In a radio address given the following October, the former president escalated his rhetoric. Reagan condemned the Polish government’s outlawing of Solidarity, and attacked it for making it “clear they never had any intention of restoring one of the most elemental human rights — the right to belong to a free trade union”:
REAGAN: Ever since martial law was brutally imposed last December, Polish authorities have been assuring the world that they’re interested in a genuine reconciliation with the Polish people. But the Polish regime’s action yesterday reveals the hollowness of its promises.
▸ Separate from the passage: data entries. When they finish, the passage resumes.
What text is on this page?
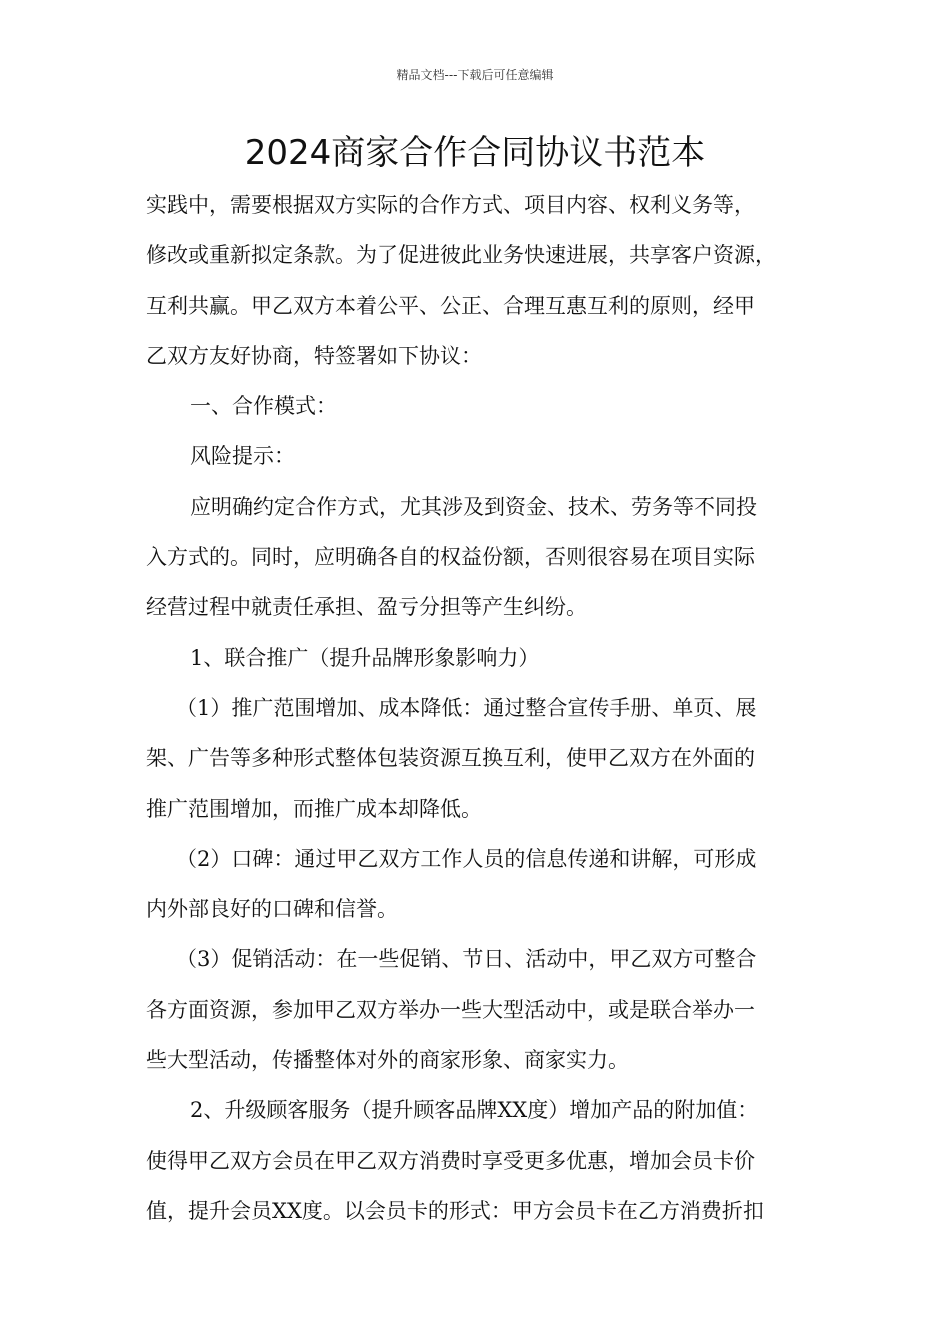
精品文档---下载后可任意编辑
2024商家合作合同协议书范本
实践中，需要根据双方实际的合作方式、项目内容、权利义务等，
修改或重新拟定条款。为了促进彼此业务快速进展，共享客户资源，
互利共赢。甲乙双方本着公平、公正、合理互惠互利的原则，经甲
乙双方友好协商，特签署如下协议：
一、合作模式：
风险提示：
应明确约定合作方式，尤其涉及到资金、技术、劳务等不同投
入方式的。同时，应明确各自的权益份额，否则很容易在项目实际
经营过程中就责任承担、盈亏分担等产生纠纷。
1、联合推广（提升品牌形象影响力）
（1）推广范围增加、成本降低：通过整合宣传手册、单页、展
架、广告等多种形式整体包装资源互换互利，使甲乙双方在外面的
推广范围增加，而推广成本却降低。
（2）口碑：通过甲乙双方工作人员的信息传递和讲解，可形成
内外部良好的口碑和信誉。
（3）促销活动：在一些促销、节日、活动中，甲乙双方可整合
各方面资源，参加甲乙双方举办一些大型活动中，或是联合举办一
些大型活动，传播整体对外的商家形象、商家实力。
2、升级顾客服务（提升顾客品牌XX度）增加产品的附加值：
使得甲乙双方会员在甲乙双方消费时享受更多优惠，增加会员卡价
值，提升会员XX度。以会员卡的形式：甲方会员卡在乙方消费折扣
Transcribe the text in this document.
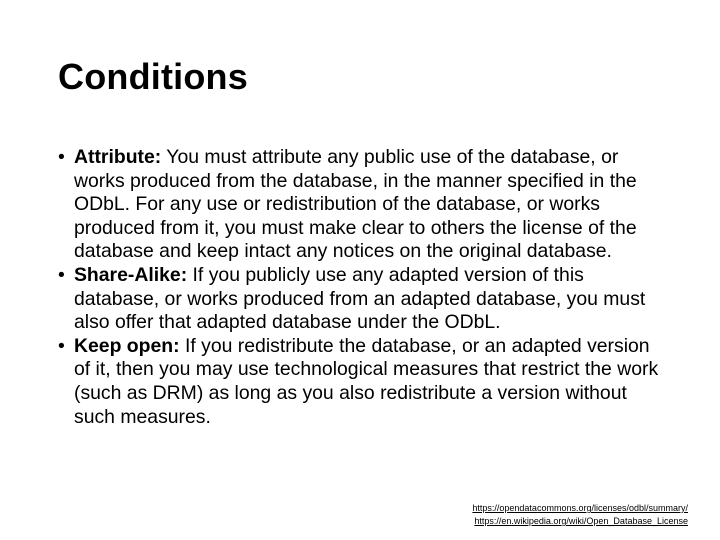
Conditions
• Attribute: You must attribute any public use of the database, or works produced from the database, in the manner specified in the ODbL. For any use or redistribution of the database, or works produced from it, you must make clear to others the license of the database and keep intact any notices on the original database.
• Share-Alike: If you publicly use any adapted version of this database, or works produced from an adapted database, you must also offer that adapted database under the ODbL.
• Keep open: If you redistribute the database, or an adapted version of it, then you may use technological measures that restrict the work (such as DRM) as long as you also redistribute a version without such measures.
https://opendatacommons.org/licenses/odbl/summary/
https://en.wikipedia.org/wiki/Open_Database_License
By outlawing Solidarity, a free trade organization to which an overwhelming majority of Polish workers and farmers belong, they have made it clear that they never had any intention of restoring one of the most elemental human rights—the right to belong to a free trade union.
The fact that American conservatives have long sought to deny this "elemental human right - the right to belong to a free trade union" to workers in America does not mean the right does not exist. It simply means that conservatives are dismissive of the rights of their fellow man and would deny them their rights. That speaks volumes about the author.
P.S. The editor also does not mention in this opinion the fundamental legal rights of contract law, nor the fiduciary obligations of trustees to manage a pension fund for the benefit of the beneficiaries. All Americans possess legal rights to sue for breach of contract, impairment of contract rights, and breach of fiduciary duties. This editor appears to be of the opinion that union contracts are somehow special, that the state is free to breach contracts, impair contract rights, and breach fiduciary duties by executive fiat. This editor would deny fundamental legal rights to Americans simply because they belong to a union. That also speaks volumes about the author.
UPDATE: Bonus video, h/t T Jarrell:
Ronald Reagan: "Where free unions and collective bargaining are forbidden, freedom is lost."